A LITERAL BAG OF SKITTLES AND OTHER OUTFITS TO SHOW YOUR PRIDE AT THIS YEARS PARADE

This statement piece dubbed the “Taste The Rainbow Look”  is a pride must-have.

This statement piece dubbed the “Taste The Rainbow Look” is a pride must-have.

In just a couple days June will turn to July, and rainbow short shorts will turn to red, white, and blue Jello Jigglers at your neighborhood block party. But before we let our moms dress us in Old Navy American flag tees from the year 2002, we get to dress ourselves in basically whatever the hell we want, while we unabashedly kiss whoever the hell we want. It’s Pride! Here are some things to wear so you can show your stuff on the big parade day-

1. Rainbow High Socks and Silly Glasses

  1. Ha ha! Fun and quirky, a crowd pleaser, and always reliable. Pick ‘em up from Walmart the day before the parade to support your local big-business who definitely supports the gays, they promise! 

2. Lucky Charms Rainbow Marshmallow outfit

  1. Who knew Lucky the Leprechaun was a gay icon? Not only is his cereal good for children on a sitcom or weeks worth of depression meals, but it has it’s place at the pride parade as well. First, buy a couple bags of just Lucky Charms marshmallows online in bulk, and pick out the rainbow ones individually. Trash those other shapes, they’re homophobic! Next, spend hours upon hours super-gluing the little rainbows onto the outfit of your choice. If it’s hot on parade day, beware of melting ‘mallows!

3. Scratch and Sniff my Junk

  1. The true definition of a crowd pleaser. This one is real simple to make: head on over to the dollar store, and pick up a pack of scratch and sniff stickers from the crafting section. We chose the ones with little fruit faces on them, but any will do. Gently stick them all over your cup or your thong (whichever you choose, no judgement here), and voila! When you tell other parade-goers your junk is scratch and sniff, they won’t be able to resist! Fun for them, *extra* fun for you. ;)

4. Skittles “Taste The Rainbow” lickable ‘fit

  1. Mmm-mm good! You’ll be lookin’ like a snack in this tasty fit. Simply sort a bunch of Skittles bags by color (a perk for those with a little OCD) and attach them to any old t shirt you may have lying around your closet. When you arrive to the parade, encourage others to have a taste of your outfit. Not only will it be a good ice breaker, but you’ll taste SO much like the rainbow that everyone under the LGBTQ sun will wanna be your pal. 

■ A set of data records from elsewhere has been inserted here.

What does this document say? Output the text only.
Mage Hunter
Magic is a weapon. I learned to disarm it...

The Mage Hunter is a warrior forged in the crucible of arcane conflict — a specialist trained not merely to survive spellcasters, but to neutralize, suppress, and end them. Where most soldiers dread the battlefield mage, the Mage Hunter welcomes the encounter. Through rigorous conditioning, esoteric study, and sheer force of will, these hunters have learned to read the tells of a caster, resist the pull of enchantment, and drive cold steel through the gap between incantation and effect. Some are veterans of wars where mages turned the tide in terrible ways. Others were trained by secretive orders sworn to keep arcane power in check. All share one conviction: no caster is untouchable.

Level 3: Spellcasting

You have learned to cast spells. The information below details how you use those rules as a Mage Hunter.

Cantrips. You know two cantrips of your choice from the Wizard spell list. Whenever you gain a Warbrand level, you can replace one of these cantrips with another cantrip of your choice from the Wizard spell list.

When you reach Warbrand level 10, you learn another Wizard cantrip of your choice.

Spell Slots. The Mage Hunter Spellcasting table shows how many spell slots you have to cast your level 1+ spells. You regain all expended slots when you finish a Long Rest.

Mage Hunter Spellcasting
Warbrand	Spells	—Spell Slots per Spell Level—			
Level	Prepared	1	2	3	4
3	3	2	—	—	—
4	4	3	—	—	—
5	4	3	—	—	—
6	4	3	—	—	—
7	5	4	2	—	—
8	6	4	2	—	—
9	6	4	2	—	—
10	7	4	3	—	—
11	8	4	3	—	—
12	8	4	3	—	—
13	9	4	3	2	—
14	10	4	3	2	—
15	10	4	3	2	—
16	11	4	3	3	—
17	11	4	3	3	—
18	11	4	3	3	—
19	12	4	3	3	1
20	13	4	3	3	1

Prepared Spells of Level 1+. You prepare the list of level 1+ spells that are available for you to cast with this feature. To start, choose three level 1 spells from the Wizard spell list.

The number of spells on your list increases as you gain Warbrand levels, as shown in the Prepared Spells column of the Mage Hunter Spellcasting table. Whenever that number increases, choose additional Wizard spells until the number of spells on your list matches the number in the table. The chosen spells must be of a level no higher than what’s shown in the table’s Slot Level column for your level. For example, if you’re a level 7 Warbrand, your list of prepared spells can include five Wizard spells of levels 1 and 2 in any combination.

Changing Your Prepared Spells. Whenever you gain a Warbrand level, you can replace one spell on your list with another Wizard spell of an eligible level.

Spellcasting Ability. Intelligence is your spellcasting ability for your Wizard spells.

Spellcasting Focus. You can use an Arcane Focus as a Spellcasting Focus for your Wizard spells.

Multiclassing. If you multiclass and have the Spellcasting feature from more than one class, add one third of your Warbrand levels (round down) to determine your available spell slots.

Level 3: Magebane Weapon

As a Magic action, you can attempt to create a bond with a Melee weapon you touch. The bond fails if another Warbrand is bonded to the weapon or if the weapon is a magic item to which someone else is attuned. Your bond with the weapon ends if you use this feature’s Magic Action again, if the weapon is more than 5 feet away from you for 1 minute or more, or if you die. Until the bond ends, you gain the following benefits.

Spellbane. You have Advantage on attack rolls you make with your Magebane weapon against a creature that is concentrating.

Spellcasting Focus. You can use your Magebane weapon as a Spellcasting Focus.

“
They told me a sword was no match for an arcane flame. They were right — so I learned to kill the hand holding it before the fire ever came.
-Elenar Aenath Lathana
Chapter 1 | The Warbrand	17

5. The Parachute from Spring Creek Elementary School made into a Ball Gown

  1. March on into the Spring Creek Elementary’s kindergarten class and ask them to help you out. To earn their trust, promise them snacks. It’s as easy as that! Hop in the middle of their rainbow parachute and place each kindergartner on the edges, holding the parachute so it flares out like a ball gown. If the idea of bribing these kids so you can use their tiny bodies worries you, don’t fret! Just picture yourself as Glinda, and they are your munchkins. You make their lives better, and in return they offer tiny entertainment. Your parachute gown is sure to be a showstopper at the parade.